Calo Darah Berkeliaran di RS Yogyakarta
KEBUTUHAN DARAH DI KOTA JOGJA MASIH MEMPRIHATINKAN karena dalam empat hari saja, stok darah berjumlah 3000 kantong darah dari berbagai golongan darah, ludes. Hal ini menciptakan lahan basah bagi calo darah yang sudah sejak lama dianulir nongkrong di setiap rumah sakit (RS) yang memiliki kebutuhan donor darah sangat tinggi.

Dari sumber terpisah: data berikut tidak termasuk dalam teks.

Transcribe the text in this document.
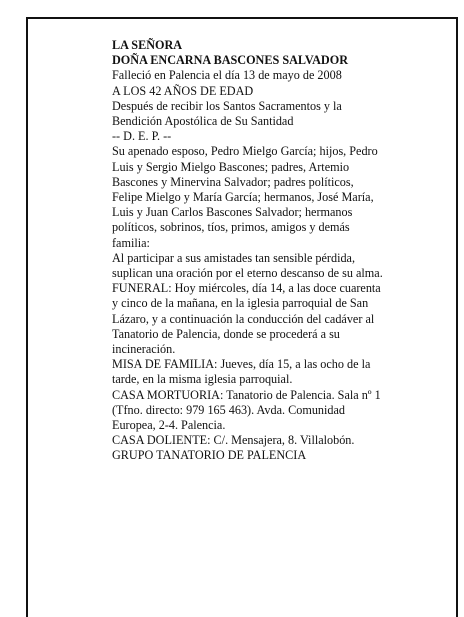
LA SEÑORA
DOÑA ENCARNA BASCONES SALVADOR
Falleció en Palencia el día 13 de mayo de 2008
A LOS 42 AÑOS DE EDAD
Después de recibir los Santos Sacramentos y la
Bendición Apostólica de Su Santidad
-- D. E. P. --
Su apenado esposo, Pedro Mielgo García; hijos, Pedro
Luis y Sergio Mielgo Bascones; padres, Artemio
Bascones y Minervina Salvador; padres políticos,
Felipe Mielgo y María García; hermanos, José María,
Luis y Juan Carlos Bascones Salvador; hermanos
políticos, sobrinos, tíos, primos, amigos y demás
familia:
Al participar a sus amistades tan sensible pérdida,
suplican una oración por el eterno descanso de su alma.
FUNERAL: Hoy miércoles, día 14, a las doce cuarenta
y cinco de la mañana, en la iglesia parroquial de San
Lázaro, y a continuación la conducción del cadáver al
Tanatorio de Palencia, donde se procederá a su
incineración.
MISA DE FAMILIA: Jueves, día 15, a las ocho de la
tarde, en la misma iglesia parroquial.
CASA MORTUORIA: Tanatorio de Palencia. Sala nº 1
(Tfno. directo: 979 165 463). Avda. Comunidad
Europea, 2-4. Palencia.
CASA DOLIENTE: C/. Mensajera, 8. Villalobón.
GRUPO TANATORIO DE PALENCIA
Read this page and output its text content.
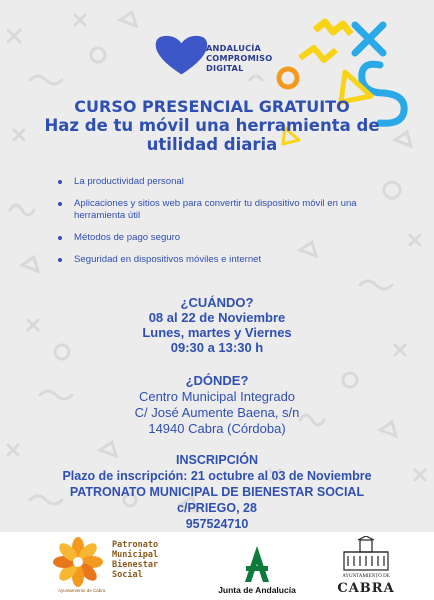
ANDALUCÍA
COMPROMISO
DIGITAL
CURSO PRESENCIAL GRATUITO
Haz de tu móvil una herramienta de
utilidad diaria
La productividad personal
Aplicaciones y sitios web para convertir tu dispositivo móvil en una herramienta útil
Métodos de pago seguro
Seguridad en dispositivos móviles e internet
¿CUÁNDO?
08 al 22 de Noviembre
Lunes, martes y Viernes
09:30 a 13:30 h
¿DÓNDE?
Centro Municipal Integrado
C/ José Aumente Baena, s/n
14940 Cabra (Córdoba)
INSCRIPCIÓN
Plazo de inscripción: 21 octubre al 03 de Noviembre
PATRONATO MUNICIPAL DE BIENESTAR SOCIAL
c/PRIEGO, 28
957524710
Patronato
Municipal
Bienestar
Social
Ayuntamiento de Cabra	Junta de Andalucía
AYUNTAMIENTO DE
CABRA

Tak dapat dipungkiri, hingga hari ini praktek tersebut masih berlangsung dan kian subur.
Calo darah atau `vampir` tersebut bisa menjual setiap kantong darah berjenis kombinasi seperti AB, AB+, AB- hingga kisaran Rp 400-500 ribu. Hal tersebut tentunya sangat memberatkan para keluarga korban yang membutuhkannya. Nuthuk rego bagi yang membutuhkan darah menjadi sangat dipojokkan apalagi stok darah yang disediakan oleh Palang Merah Indonesia (PMI) sedang tidak ada. Untuk golongan darah A, B dan O hanya diberi harga Rp 100-150 ribu saja karena mudah didapatkan dengan segera.

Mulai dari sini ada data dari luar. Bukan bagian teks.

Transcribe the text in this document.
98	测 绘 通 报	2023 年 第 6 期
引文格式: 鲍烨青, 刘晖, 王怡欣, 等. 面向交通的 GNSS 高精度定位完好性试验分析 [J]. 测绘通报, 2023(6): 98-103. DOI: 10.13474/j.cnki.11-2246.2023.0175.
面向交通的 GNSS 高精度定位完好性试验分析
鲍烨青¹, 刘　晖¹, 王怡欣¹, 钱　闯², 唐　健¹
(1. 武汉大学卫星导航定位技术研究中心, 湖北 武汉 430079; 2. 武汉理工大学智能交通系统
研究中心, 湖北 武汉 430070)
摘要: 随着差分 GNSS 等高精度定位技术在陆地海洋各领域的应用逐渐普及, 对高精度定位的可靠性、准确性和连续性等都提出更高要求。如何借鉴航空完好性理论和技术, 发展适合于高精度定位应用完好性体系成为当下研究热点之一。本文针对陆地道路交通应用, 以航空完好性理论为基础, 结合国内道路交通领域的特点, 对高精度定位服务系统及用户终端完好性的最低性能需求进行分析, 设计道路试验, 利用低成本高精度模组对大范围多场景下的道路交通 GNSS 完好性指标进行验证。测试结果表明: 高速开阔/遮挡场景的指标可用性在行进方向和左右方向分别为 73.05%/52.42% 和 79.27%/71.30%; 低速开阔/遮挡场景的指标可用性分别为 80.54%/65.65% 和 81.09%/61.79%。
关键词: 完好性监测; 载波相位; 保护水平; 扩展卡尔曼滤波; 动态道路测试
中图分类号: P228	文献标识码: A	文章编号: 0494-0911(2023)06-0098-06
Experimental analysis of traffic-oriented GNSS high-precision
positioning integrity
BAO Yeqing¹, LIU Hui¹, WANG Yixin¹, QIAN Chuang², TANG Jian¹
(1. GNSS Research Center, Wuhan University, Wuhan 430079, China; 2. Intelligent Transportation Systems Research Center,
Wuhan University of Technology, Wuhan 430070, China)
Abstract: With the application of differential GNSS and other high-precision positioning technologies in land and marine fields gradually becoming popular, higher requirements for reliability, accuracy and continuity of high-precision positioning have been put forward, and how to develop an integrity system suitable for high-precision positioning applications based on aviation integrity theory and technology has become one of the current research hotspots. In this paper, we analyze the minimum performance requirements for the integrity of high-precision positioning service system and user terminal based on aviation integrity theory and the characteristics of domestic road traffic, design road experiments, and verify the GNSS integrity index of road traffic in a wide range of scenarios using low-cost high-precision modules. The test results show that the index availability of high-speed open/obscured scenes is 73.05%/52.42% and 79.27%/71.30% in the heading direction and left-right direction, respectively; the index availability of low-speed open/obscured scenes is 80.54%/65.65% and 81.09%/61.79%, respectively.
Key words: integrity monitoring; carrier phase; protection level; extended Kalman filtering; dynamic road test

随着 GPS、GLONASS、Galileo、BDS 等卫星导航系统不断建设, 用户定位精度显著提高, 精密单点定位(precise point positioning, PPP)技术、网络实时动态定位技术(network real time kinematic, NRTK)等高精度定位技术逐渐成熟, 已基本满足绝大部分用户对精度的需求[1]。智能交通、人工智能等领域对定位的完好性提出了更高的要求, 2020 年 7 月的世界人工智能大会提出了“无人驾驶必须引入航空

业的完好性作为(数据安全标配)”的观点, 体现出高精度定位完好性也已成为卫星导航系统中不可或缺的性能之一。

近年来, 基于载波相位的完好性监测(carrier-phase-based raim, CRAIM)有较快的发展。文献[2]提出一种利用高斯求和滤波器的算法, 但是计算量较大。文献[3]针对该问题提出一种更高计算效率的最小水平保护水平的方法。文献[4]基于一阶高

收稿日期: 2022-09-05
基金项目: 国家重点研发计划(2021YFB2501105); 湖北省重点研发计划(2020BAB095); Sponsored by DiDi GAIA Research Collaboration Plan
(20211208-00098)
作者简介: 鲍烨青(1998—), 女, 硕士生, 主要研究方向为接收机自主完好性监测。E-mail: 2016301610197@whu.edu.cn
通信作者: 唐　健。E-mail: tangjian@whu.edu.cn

Kondisi yang serba panik dan terpojokkan itu, mau tidak mau mendorong untuk merogoh kantong sendiri agar mendapatkan donor darah dengan segera di rumah sakit setempat. Situasi seperti ini sebenarnya sudah sering terjadi dan tidak dapat dihilangkan begitu saja jika stok darah yang dimiliki PMI Yogyakarta masih selalu kurang bahkan harus impor dari daerah lain seperti Surabaya dan Sidoarjo.
Ketua IV PMI Kota Yogyakarta Pdt Harahap Jr saat ditemui wartawan Senin (11/10) siang di Balaikota mengatakan bahwa para calo darah memang seperti itu, ketika melihat orang yang membutuhkan darah dan sedang kebingungan apalagi dari luar kota langsung diserbu dan ditawari dengan tarif yang sudah ada. "Mereka panggil teman yang lain dengan golongan darah yang dibutuhkan tentunya dengan imbalan sesuai tarif yang ditentukan dari tawar-menawar antara pendonor dengan keluarga korban," tukas Harahap.
Profesi pendonor dadakan tersebut, menurut Harahap, biasanya berasal dari tukang becak atau pengemudi taksi yang sering mangkal di RS tertentu. "Mereka menunggu di ruangan-ruangan kalau ada orang-orang yang membutuhkan darah. Sebetulnya tidak boleh menjual darah, tapi ya kembali lagi bahwa kami kekurangan pasokan darah walau sudah didukung oleh pendonor aktif yang setiap 3 bulan sekali memberikan darah mereka ke PMI," lanjutnya.
Penjualan darah dengan tarif sebenarnya masuk dalam kategori kasus khusus yang harus ditangani secara serius apalagi membuat jelek bendera PMI di mata masyarakat. Harahap menghimbau kepada masyarakat yang membutuhkan darah ketika dicegat di tengah jalan oleh orang yang tidak dikenal dan menawarkan bantuan darah harap waspada.
"Langsung saja menuju ke palang merah yang ada di setiap rumah sakit, di situ ada ruangannya dan terdapat stok darah yang dibutuhkan oleh keluarga korban. Jika di ruangan PMI tidak ada, para petugas tentunya langsung mengkontak dengan PMI yang lain siapa memiliki stok darah yang dibutuhkan. Kami akan mencarikan hingga dapat, bahkan jika harus ambil dari PMI di luar Yogyakarta secara gratis," terangnya.
Sebenarnya cek darah korban membutuhkan waktu kurang lebih 1,5 jam saja, tambah Harahap, dalam waktu rentang tersebut keluarga korban sebaiknya langsung menghubungi PMI terdekat atau lewat rumah sakit sebab PMI dan RS sudah mempunyai jaringan pendonor darah yang tergabung dalam Pehimpunan Donor Darah (PDD) yang siap setiap saat.